Still, Mandelman calls the neighborhood a work in progress.
“We have made significant but unfinished work on addressing street conditions—which have been super challenging in the Castro for awhile,” he said.
Here Because They Want To Be
Last year, photographer Devlin Shand and two partners opened Queer Arts Featured, a gallery and event space, in what had been Harvey Milk’s camera shop almost five decades before.
To him, the Castro needs to look forward and not backward and live up to its reputation as a place for the full spectrum of LGBTQ+ people. Few young queers can afford to live in the Castro, and fewer still can do so while pursuing any kind of creative occupation.
“The reputation of the Castro, historically, as a space primarily for cis white gay men—that is something that I really hope we can evolve from,” Shand said.
The community spirit was strong during Covid, with organizations like the Queer Nightlife Fund throwing online events to raise money for laid-off service workers. For Stephen Torres, a bartender at Twin Peaks who sits on the Entertainment Commission and the Castro LGBTQ+ Cultural District’s advisory board, the speculative real estate market has been the biggest obstacle for 20 years. Landlords, he said, sit back hoping for a huge payoff without regard for the secondary effects that these stubbornly vacant spaces may exert on their environment.
“They don’t look at these as functioning rental properties, and that’s why we see an influx of formula businesses coming into this neighborhood,” Torres said. “They have collateral.”
The consequences ripple beyond the world of restaurants and clubs.
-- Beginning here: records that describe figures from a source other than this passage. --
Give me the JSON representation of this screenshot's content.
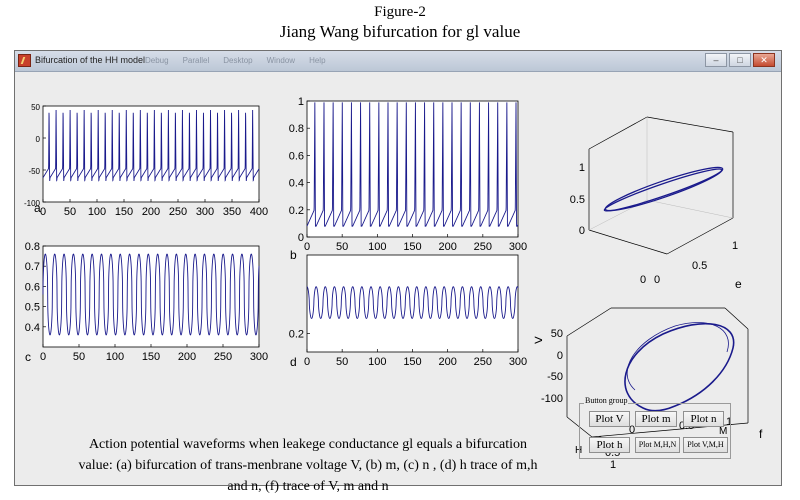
{
  "figure": {
    "label": "Figure-2",
    "title": "Jiang Wang bifurcation for gl value"
  },
  "window": {
    "title": "Bifurcation of the HH model",
    "menu": [
      "Debug",
      "Parallel",
      "Desktop",
      "Window",
      "Help"
    ],
    "controls": [
      "minimize",
      "maximize",
      "close"
    ]
  },
  "caption": {
    "lines": [
      "Action potential waveforms when leakege conductance gl equals a bifurcation",
      "value: (a) bifurcation of trans-menbrane voltage V, (b) m, (c) n , (d) h trace of m,h",
      "and n, (f) trace of V, m and n"
    ]
  },
  "button_group": {
    "label": "Button group",
    "buttons": [
      {
        "label": "Plot V"
      },
      {
        "label": "Plot m"
      },
      {
        "label": "Plot n"
      },
      {
        "label": "Plot h"
      },
      {
        "label": "Plot M,H,N"
      },
      {
        "label": "Plot V,M,H"
      }
    ]
  },
  "arrow_marker": ">",
  "colors": {
    "trace": "#1a1a8c",
    "axes_bg": "#ffffff",
    "figure_bg": "#ececec"
  },
  "chart_data": [
    {
      "panel": "a",
      "type": "line",
      "title": "",
      "xlabel": "",
      "ylabel": "",
      "xlim": [
        0,
        400
      ],
      "ylim": [
        -100,
        50
      ],
      "x_ticks": [
        0,
        50,
        100,
        150,
        200,
        250,
        300,
        350,
        400
      ],
      "y_ticks": [
        50,
        0,
        -50,
        -100
      ],
      "x_tick_labels": [
        "0",
        "50",
        "100",
        "150",
        "200",
        "250",
        "300",
        "350",
        "400"
      ],
      "y_tick_labels": [
        "50",
        "0",
        "-50",
        "-100"
      ],
      "series": [
        {
          "peak_count": 31,
          "baseline": -62,
          "peak": 48,
          "period": 13
        }
      ]
    },
    {
      "panel": "b",
      "type": "line",
      "title": "",
      "xlabel": "",
      "ylabel": "",
      "xlim": [
        0,
        300
      ],
      "ylim": [
        0,
        1
      ],
      "x_ticks": [
        0,
        50,
        100,
        150,
        200,
        250,
        300
      ],
      "y_ticks": [
        0,
        0.2,
        0.4,
        0.6,
        0.8,
        1
      ],
      "x_tick_labels": [
        "0",
        "50",
        "100",
        "150",
        "200",
        "250",
        "300"
      ],
      "y_tick_labels": [
        "0",
        "0.2",
        "0.4",
        "0.6",
        "0.8",
        "1"
      ],
      "series": [
        {
          "peak_count": 23,
          "baseline": 0.08,
          "peak": 1.0,
          "period": 13
        }
      ]
    },
    {
      "panel": "c",
      "type": "line",
      "title": "",
      "xlabel": "",
      "ylabel": "",
      "xlim": [
        0,
        300
      ],
      "ylim": [
        0.3,
        0.8
      ],
      "x_ticks": [
        0,
        50,
        100,
        150,
        200,
        250,
        300
      ],
      "y_ticks": [
        0.4,
        0.5,
        0.6,
        0.7,
        0.8
      ],
      "x_tick_labels": [
        "0",
        "50",
        "100",
        "150",
        "200",
        "250",
        "300"
      ],
      "y_tick_labels": [
        "0.4",
        "0.5",
        "0.6",
        "0.7",
        "0.8"
      ],
      "series": [
        {
          "cycle_count": 23,
          "min": 0.36,
          "max": 0.76,
          "period": 13
        }
      ]
    },
    {
      "panel": "d",
      "type": "line",
      "title": "",
      "xlabel": "",
      "ylabel": "",
      "xlim": [
        0,
        300
      ],
      "ylim": [
        0.1,
        0.62
      ],
      "x_ticks": [
        0,
        50,
        100,
        150,
        200,
        250,
        300
      ],
      "y_ticks": [
        0.2
      ],
      "x_tick_labels": [
        "0",
        "50",
        "100",
        "150",
        "200",
        "250",
        "300"
      ],
      "y_tick_labels": [
        "0.2"
      ],
      "series": [
        {
          "cycle_count": 23,
          "min": 0.28,
          "max": 0.45,
          "period": 13
        }
      ]
    },
    {
      "panel": "e",
      "type": "line3d",
      "title": "",
      "xlabel": "",
      "ylabel": "",
      "zlabel": "",
      "xlim": [
        0,
        1
      ],
      "ylim": [
        0,
        1
      ],
      "zlim": [
        0,
        1
      ],
      "x_tick_labels": [
        "0",
        "0.5",
        "1"
      ],
      "y_tick_labels": [
        "0",
        "0.5",
        "1"
      ],
      "z_tick_labels": [
        "0",
        "0.5",
        "1"
      ]
    },
    {
      "panel": "f",
      "type": "line3d",
      "title": "",
      "xlabel": "M",
      "ylabel": "H",
      "zlabel": "",
      "xlim": [
        0,
        1
      ],
      "ylim": [
        0,
        1
      ],
      "zlim": [
        -100,
        50
      ],
      "x_tick_labels": [
        "0",
        "0.5",
        "1"
      ],
      "y_tick_labels": [
        "0",
        "0.5",
        "1"
      ],
      "z_tick_labels": [
        "50",
        "0",
        "-50",
        "-100"
      ]
    }
  ]
}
Organizations that could serve a community with high rates of meth use and a visible unhoused population are essentially frozen out.
“It’s difficult for LGBTQ+ nonprofits to open in this neighborhood,” Torres said. “Mainstays like [youth-services organization] LYRIC are the anomaly, because they own their building. It’s not just nightlife. The possible exception might be dispensaries, which are facing their own challenges.”
If there’s one cause for optimism, it may be the enduring appeal of San Francisco itself. In 30 years, it’s absorbed two huge waves of people who came here hoping to make tons of money, many of whom may have never cared about putting down roots or looking to leave the place better than they found it. Chris Hastings of Lookout says it’s the first time in a decade or more that he’s meeting LGBTQ+ people who are moving to San Francisco for reasons other than a job that brought them here.
“It’s still a very expensive city, but it’s shifting,” Hastings said. “They’re moving here because they want to, not because they have an opportunity.”